Najbardziej znanymi technikami pomiaru właściwości elastycznych są AFM, nanotwardość, próby rozciągania i reometria. Jednak nanotwardość indukuje bardzo duże naprężenia na materiałach, które mogą wpływać na określenie właściwości elastycznych. Z drugiej strony próby rozciągania i reometria są makroskopowymi technikami pomiarowymi, podczas gdy komórki oddziałują na siebie w skali mikroskopowej31,32. AFM umożliwia pomiary w mikroskali ze zredukowanymi odkształceniami w warunkach fizjologicznych. Wiarygodność pomiarów AFM może ulec pogorszeniu, jeśli brakuje szczegółów eksperymentalnych (np. siły wgłębienia i prędkości) lub rejestruje się niewystarczającą ilość danych27. Huth i in. opisują algorytm wyodrębniania modułów Younga z danych AFM, który kładzie nacisk na utrzymanie stałych szczegółów pomiaru27. Algorytm ten oferuje precyzyjne i wiarygodne określenie modułów Younga i został wykorzystany w naszych eksperymentach. Dodatkowo zmierzyliśmy wiele krzywych na próbkach wytworzonych w różnych dniach i uzyskaliśmy bardzo podobne wyniki (zmienność średnich wartości ok. 1-2 kPa). To pokazuje, że sztywność naszych żeli można wiarygodnie przewidzieć.

W tym protokole używamy modułu fotomodelingu do tworzenia mikrowzorów na szkle, które są następnie przenoszone na powierzchnie hydrożelowe.
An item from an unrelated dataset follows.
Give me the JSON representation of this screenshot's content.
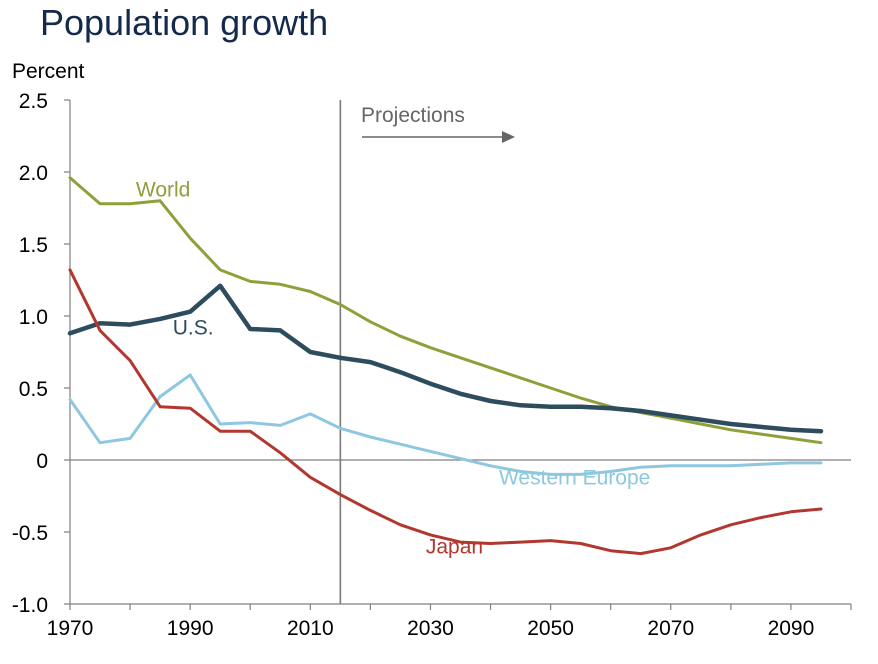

Mikrowzorzec pokazany w tym protokole opiera się na bezmaskowej litografii bliskiej UV opartej na DMD (λ = 375 nm)7. DMD składa się z dużej liczby mikroluster na chipie. Pojedynczy piksel odpowiada pojedynczemu mikrolustrze. Plik obrazu pikselowego wzoru z komputera jest rzutowany przez DMD i ogniskowany na powierzchni za pomocą soczewki obiektywu. Do mikromodelowania białek skupione światło laserowe służy do rozszczepiania odstraszających szczotek polimerowych za pomocą fotoinicjatora. Następnie odsłonięte obszary są wypełniane białkami ECM. Ta metoda ablacji bez maski oferuje dużą elastyczność w projektowaniu nowych wzorów, ponieważ nie polega na użyciu fotomaski. Zaprojektowanie i zastosowanie wzoru jest bardzo łatwe, ponieważ zajmuje tylko kilka minut przy użyciu darmowego oprogramowania, takiego jak Inkscape. Jednak liczba wzorów i próbek wytworzonych w krótkim czasie jest poważną wadą, ponieważ metoda ta może być stosowana tylko do modelowania tylko jednego podłoża za każdym razem. Moduł fotowzorcowy wykorzystuje źródło lasera na ciele stałym w bliskim UV, które emituje kilka miliwatów. Odsłonięta wiązka lasera jest niebezpieczna dla oczu i skóry. Odbite i rozproszone światło i promieniowanie mogą być również niebezpieczne. Do obsługi należy dołączyć instrukcję bezpieczeństwa od oficerów laserowych. Najważniejszym krokiem w protokole podczas korzystania z modułu fotomodelowania jest upewnienie się, że podczas mikromodelowania i ablacji laser jest odpowiednio skupiony na powierzchni. Stała dawka oświetlenia (intensywność pomnożona przez czas) światła UV podczas modelowania zależy od tego, w jaki sposób laser jest skupiony na powierzchni. Słaba intensywność na powierzchni spowodowana słabym skupieniem może spowodować niepowodzenie transferu ECM na powierzchnię hydrożelu, co spowoduje, że żadne komórki nie przyłączą się do hydrożelu.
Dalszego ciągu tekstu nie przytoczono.